Lasso, che vigliaccamente ha disertato l’incontro mandando in avanscoperta il suo primo ministro Francisco Jimenez. L’attitudine al dialogo del Presidente in questi quindici giorni è stata davvero poca cosa, infatti, al di là delle dichiarazioni di facciata, la sola risposta pronta che ha avuto è stata quella della repressione. In questo senso quindi l’incontro svoltosi lunedì è un grande successo del popolo in mobilitazione perché ha costretto un governo autoritario ed elitario a scendere a compromessi, a trattare, a dialogare dimostrando tutta la sua debolezza politica.

L’incontro, a cui hanno partecipato anche il Presidente dell’Asamblea Nacional Virgilio Saquisela, Diana Atamaint del Consejo Nacional Electoral, la Defensoría del Pueblo e il Presidente del Consejo de Participación Ciudadana è durato varie ore ed è stato intervallato da alcune pause per permettere ai rappresentanti dello Stato di interfacciarsi con il Presidente.
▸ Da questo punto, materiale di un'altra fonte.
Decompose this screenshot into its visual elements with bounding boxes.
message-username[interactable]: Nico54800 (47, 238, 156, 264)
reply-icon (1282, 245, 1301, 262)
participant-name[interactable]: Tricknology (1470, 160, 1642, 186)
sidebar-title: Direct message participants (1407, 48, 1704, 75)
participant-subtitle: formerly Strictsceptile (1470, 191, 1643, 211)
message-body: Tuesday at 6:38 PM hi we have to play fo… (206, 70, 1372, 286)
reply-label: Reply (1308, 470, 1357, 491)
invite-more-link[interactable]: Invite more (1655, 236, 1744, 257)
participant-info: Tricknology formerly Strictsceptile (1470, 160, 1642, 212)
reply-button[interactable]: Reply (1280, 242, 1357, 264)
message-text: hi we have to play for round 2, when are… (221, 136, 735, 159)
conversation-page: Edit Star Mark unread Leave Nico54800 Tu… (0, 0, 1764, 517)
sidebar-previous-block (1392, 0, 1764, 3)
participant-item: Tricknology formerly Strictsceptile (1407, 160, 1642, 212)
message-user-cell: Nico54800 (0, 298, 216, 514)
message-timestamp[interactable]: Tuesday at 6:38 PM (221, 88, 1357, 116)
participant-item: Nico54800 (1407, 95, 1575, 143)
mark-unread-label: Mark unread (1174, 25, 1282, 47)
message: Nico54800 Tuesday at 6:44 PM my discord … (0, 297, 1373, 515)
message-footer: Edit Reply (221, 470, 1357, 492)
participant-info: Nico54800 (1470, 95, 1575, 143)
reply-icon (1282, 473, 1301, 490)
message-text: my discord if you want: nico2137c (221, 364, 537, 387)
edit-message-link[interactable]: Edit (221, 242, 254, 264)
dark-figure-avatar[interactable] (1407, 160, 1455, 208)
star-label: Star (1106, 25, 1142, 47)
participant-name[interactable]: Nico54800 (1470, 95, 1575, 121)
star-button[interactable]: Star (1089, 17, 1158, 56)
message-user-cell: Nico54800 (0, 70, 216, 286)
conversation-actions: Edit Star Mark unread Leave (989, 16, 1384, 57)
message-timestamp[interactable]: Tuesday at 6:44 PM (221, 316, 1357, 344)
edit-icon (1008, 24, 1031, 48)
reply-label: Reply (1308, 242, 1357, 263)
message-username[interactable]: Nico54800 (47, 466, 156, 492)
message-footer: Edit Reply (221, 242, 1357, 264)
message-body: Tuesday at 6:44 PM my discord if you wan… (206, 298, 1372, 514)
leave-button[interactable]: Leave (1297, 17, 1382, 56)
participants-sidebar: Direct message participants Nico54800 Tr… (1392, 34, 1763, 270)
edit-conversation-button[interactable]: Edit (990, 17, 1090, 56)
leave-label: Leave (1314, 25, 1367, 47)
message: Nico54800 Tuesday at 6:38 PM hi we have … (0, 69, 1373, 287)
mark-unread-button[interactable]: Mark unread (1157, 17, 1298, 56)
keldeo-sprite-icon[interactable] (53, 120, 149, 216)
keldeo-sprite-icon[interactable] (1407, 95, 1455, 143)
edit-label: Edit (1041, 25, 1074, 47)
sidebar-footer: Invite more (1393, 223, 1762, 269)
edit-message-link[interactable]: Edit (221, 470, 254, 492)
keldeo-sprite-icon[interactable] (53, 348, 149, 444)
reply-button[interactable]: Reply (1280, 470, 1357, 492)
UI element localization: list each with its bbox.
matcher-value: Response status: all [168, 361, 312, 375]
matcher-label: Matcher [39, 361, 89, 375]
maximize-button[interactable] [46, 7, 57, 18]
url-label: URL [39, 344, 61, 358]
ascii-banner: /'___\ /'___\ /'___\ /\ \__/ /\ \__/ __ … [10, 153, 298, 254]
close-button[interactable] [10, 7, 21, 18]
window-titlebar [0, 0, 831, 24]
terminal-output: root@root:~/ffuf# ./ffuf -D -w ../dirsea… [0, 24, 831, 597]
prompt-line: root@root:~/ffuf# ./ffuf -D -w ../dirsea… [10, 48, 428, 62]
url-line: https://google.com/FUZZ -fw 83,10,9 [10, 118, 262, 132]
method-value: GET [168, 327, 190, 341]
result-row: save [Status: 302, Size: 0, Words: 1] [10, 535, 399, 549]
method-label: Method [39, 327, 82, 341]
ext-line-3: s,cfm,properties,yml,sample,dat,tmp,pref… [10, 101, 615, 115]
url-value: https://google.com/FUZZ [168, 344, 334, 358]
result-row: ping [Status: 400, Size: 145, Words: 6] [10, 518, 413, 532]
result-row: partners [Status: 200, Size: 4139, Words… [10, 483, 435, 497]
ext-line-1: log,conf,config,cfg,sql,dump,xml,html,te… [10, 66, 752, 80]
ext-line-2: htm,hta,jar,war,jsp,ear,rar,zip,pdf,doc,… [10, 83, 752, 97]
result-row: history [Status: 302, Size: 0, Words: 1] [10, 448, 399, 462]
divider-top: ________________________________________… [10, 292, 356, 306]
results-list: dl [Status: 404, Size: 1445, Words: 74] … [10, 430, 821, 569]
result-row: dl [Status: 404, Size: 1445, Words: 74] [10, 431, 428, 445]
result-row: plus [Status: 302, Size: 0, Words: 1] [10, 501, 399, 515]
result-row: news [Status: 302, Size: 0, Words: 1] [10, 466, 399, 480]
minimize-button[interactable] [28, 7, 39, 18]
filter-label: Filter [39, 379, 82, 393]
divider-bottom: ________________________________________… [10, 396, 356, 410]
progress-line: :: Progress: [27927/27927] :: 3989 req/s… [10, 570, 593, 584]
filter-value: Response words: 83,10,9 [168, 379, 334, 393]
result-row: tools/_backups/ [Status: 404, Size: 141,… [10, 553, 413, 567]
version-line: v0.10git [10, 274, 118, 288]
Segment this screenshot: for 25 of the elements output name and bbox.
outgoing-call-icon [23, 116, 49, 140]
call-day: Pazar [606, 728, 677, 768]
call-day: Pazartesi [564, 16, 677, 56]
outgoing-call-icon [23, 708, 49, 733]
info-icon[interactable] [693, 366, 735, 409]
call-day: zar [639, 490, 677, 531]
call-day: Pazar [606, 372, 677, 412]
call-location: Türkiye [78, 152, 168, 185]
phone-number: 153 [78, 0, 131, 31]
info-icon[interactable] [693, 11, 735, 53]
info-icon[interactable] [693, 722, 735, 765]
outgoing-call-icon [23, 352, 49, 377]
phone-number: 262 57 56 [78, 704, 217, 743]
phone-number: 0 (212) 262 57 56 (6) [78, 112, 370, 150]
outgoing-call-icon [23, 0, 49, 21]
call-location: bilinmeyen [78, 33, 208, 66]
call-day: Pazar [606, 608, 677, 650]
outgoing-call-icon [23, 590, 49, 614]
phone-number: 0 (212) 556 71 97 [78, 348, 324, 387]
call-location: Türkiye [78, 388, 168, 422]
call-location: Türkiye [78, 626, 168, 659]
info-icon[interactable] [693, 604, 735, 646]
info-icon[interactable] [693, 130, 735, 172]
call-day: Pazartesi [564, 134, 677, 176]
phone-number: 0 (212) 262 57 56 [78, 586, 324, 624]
Iza ha ribadito che si sono mobilitati per i dieci punti e che non se ne andranno finché non otterranno risultati. Ha ricordato l’importanza di bloccare il prezzo del carburante perché gli incrementi decretati dal governo vanno a colpire direttamente la popolazione, alzando il prezzo di tutti i prodotti. Sul condono dei debiti, ha proposto un tetto a dieci mila dollari e un anno di moratoria per far respirare e permettere di pagare senza affanno. Di fondamentale importanza per il movimento indigeno è anche lo stop all’ampliamento della frontiera estrattivista, con l’abrogazione dei decreti 95 e 151 e il risarcimento per i danni ambientali provocati dalle politiche minerarie ed estrattiviste.

Dopo aver ascoltato – per l’ennesima volta – le richieste del movimento indigeno, il ministro Jimenez ha chiesto una pausa per poter comunicare col Presidente Lasso. Pausa dalla quale è tornato due ore dopo annunciando la deroga del decreto 95 nel quale si promuove l’incremento della produzione di idrocarburi, mentre per il decreto 151, che si riferisce alle esportazioni dei prodotti minerari, ha proposto una semplice modifica.

Le risposte date dal governo, secondo i portavoce del movimento indigeno, sono state parziali e irrisorie e non risolvono le richieste. Per questo motivo, Iza e gli altri rappresentanti hanno annunciato che si manterranno in mobilitazione, ma anche che continueranno il dialogo con il governo fino a quando non otterranno risposte a quanto richiesto. Al termine di questa prima riunione Iza ha ricordato al ministro Jimenez che «nessun compagno deve essere criminalizzato per questa protesta» e ha chiesto le dimissioni del ministro dell’Interno Patricio Carrillo per essere responsabile della repressione e del razzismo contro i popoli indigeni. Il dialogo, e il paro nacional, continuano.